A popular power boosting modification is to swap out your intercooler for a larger unit but how does this help? Well let’s use SOLIDWORKS Flow Simulation to find out.
We’ll begin by adding lids to the inlet and outlet of the intercooler (highlighted in red) because we intend to run an internal analysis. Next we’ll use the intuitive Flow Simulation wizard interface to start building our study.
After being compressed to almost 2 bar by the turbo forced induction air can get hot! As the intercoolers job is to lower this temperature as rapidly as possible we’re definitely interested in heat conduction in this study.

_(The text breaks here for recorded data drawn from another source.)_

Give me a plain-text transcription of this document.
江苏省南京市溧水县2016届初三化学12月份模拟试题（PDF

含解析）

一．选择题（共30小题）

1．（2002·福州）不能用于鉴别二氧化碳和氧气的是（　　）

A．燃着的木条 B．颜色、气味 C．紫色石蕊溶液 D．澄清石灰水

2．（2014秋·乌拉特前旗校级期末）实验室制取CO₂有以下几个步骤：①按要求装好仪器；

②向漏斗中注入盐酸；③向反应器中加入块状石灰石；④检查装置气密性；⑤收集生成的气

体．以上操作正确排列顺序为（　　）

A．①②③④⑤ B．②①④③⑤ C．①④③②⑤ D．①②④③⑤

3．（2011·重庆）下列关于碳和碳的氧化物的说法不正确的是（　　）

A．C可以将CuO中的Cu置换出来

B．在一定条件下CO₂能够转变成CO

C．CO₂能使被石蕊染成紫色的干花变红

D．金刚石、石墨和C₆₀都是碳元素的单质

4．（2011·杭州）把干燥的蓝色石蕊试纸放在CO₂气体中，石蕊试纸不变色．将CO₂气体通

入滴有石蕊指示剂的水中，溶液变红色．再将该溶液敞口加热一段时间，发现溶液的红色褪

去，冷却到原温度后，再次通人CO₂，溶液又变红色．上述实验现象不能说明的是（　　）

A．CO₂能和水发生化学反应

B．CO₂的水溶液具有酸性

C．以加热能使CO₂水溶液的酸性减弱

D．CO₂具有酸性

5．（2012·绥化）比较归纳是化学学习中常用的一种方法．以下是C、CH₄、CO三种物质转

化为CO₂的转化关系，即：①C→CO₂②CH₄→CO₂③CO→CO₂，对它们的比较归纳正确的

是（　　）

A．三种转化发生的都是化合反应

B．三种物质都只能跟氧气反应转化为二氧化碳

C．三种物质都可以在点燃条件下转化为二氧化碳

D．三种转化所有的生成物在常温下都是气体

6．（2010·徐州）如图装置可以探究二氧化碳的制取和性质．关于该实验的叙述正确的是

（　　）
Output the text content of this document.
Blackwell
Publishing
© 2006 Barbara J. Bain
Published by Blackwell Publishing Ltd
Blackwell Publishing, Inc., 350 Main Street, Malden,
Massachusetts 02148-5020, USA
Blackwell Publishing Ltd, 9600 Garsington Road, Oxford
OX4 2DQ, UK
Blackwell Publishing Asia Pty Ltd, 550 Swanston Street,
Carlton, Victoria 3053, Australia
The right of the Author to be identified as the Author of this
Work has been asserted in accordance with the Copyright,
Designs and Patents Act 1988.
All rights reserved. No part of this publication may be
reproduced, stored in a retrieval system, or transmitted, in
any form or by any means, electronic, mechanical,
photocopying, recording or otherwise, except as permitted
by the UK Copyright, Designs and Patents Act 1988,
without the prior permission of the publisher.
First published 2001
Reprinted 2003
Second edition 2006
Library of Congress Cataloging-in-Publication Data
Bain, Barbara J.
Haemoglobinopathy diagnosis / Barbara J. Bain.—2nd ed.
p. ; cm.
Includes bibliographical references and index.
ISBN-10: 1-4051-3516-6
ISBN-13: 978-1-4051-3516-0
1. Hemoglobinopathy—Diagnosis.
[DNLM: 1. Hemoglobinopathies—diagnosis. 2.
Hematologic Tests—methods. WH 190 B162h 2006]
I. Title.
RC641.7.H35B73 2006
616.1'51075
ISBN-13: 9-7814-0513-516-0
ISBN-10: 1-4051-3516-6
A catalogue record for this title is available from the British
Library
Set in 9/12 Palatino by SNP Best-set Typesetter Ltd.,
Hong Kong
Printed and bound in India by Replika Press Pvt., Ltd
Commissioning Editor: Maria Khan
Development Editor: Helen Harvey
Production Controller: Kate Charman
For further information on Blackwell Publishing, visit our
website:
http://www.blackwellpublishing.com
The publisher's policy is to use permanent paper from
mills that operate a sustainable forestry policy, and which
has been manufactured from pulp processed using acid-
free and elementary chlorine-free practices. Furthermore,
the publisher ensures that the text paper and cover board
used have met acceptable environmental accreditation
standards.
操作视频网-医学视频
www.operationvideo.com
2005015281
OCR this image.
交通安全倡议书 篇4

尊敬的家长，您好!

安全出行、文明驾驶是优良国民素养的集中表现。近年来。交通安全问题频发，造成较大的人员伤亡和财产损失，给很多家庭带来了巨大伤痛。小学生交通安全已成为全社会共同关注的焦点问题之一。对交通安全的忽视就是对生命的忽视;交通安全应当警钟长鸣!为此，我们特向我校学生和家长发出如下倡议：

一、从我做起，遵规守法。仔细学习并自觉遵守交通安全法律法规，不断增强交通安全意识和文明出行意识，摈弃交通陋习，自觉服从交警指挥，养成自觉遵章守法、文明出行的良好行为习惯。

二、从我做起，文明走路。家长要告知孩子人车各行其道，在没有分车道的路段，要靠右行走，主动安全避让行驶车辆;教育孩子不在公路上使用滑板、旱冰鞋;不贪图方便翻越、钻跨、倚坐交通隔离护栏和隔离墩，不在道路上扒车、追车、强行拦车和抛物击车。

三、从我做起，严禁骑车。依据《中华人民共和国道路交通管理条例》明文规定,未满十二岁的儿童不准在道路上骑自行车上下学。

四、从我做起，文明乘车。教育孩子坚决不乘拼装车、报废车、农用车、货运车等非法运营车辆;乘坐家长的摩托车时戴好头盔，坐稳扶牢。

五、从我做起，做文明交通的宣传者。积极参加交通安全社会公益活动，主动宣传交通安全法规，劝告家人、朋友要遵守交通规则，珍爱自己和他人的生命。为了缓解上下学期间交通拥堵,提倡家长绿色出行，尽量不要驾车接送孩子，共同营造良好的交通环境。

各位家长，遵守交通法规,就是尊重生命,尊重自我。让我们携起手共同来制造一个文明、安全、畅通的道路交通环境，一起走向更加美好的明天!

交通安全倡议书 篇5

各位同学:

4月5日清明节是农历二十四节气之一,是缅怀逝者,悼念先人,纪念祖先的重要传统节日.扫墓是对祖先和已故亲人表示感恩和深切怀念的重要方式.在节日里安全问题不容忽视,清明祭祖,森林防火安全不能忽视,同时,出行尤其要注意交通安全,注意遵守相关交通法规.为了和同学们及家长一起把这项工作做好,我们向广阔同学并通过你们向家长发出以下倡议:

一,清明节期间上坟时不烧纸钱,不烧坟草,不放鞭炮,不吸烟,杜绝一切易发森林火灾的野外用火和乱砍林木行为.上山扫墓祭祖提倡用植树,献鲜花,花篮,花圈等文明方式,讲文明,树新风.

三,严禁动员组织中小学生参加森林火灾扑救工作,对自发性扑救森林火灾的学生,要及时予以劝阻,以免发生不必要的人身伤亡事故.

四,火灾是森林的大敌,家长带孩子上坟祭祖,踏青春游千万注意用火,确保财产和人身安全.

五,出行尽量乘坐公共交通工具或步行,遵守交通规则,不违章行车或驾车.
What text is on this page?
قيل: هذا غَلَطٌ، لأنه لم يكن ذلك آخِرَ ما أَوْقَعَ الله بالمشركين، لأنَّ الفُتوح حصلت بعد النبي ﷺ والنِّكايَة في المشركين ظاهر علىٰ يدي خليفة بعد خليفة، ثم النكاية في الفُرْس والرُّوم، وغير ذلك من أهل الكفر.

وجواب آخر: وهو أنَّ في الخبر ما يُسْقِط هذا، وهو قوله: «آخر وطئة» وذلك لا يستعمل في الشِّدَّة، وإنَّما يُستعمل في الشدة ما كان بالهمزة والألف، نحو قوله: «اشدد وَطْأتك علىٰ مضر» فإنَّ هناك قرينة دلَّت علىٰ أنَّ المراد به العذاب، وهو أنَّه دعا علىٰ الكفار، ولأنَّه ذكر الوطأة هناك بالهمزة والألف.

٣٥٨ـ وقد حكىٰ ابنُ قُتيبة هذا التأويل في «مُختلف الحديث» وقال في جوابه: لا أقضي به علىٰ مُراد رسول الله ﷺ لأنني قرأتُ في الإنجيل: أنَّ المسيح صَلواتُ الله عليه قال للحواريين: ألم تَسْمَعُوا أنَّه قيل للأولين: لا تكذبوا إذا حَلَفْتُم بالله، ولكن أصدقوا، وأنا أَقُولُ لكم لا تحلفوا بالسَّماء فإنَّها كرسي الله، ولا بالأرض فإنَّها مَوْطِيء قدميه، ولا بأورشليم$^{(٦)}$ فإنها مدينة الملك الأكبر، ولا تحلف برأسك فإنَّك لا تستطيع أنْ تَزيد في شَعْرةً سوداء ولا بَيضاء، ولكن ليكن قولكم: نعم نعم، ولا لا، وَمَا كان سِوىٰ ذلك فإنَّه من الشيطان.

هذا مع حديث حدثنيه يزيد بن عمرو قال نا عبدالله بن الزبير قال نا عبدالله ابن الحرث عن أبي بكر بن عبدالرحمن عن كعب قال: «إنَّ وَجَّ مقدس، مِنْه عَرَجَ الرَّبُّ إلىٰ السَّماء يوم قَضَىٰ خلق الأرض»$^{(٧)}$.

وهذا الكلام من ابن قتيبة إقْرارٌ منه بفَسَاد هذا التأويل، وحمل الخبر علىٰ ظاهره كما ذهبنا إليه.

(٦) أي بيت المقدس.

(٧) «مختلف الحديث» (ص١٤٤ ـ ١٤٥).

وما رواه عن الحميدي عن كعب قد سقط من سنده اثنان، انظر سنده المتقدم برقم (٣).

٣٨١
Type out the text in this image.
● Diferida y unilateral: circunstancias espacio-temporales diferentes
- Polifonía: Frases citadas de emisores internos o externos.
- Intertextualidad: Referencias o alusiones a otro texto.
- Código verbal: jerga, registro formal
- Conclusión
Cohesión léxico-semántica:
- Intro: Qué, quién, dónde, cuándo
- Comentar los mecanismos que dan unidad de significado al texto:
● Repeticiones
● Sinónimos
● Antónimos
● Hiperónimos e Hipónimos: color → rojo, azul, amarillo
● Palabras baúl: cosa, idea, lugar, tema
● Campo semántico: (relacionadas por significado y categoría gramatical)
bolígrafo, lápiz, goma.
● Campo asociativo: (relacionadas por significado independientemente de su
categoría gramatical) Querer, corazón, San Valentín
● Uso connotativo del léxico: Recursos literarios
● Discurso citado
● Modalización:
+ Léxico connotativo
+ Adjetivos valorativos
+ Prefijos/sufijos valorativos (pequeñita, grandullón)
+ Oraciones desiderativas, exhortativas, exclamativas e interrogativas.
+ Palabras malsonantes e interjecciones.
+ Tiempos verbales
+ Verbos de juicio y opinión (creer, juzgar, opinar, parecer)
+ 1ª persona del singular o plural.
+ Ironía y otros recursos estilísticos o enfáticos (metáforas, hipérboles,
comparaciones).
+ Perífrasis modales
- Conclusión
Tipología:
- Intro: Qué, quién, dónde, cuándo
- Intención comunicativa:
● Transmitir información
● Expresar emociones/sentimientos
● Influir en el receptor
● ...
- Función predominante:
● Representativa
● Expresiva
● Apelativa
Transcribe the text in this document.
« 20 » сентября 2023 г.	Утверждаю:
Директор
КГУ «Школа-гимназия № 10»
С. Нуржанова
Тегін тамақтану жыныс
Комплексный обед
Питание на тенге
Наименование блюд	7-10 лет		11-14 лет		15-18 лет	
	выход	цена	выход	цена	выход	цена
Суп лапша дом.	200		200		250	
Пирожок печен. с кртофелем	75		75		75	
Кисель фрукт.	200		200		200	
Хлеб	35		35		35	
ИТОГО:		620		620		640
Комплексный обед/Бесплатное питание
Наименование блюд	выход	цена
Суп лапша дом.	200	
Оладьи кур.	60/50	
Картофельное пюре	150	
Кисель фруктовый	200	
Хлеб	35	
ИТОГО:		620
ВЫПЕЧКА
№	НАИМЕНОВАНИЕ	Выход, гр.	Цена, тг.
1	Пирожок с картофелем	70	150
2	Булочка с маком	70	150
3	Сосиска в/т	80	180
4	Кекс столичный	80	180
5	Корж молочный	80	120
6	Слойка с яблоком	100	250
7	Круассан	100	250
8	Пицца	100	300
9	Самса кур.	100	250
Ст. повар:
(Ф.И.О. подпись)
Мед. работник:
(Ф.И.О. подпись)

Next, our general study setting. -3c (270k) ambient should simulate the Scottish summer nicely. We’ll also add a Velocity parameter in the z direction of 31 m/s (70mph) to simulate the car travelling along a typical motorway at speed.
For the boundary conditions we’ll keep it simple. 15m/s of 30c air at the inlet and static pressure on the outlet:
The cut plot and flow trajectory results show a dramatic drop in outlet temperature, around 25c! This colder, denser air means a bigger combustion bang resulting in more power and, according to SOLIDWORKS Flow Simulation, the bigger the better.
Looks like the cost and skinned knuckles from fitting were worth it after all!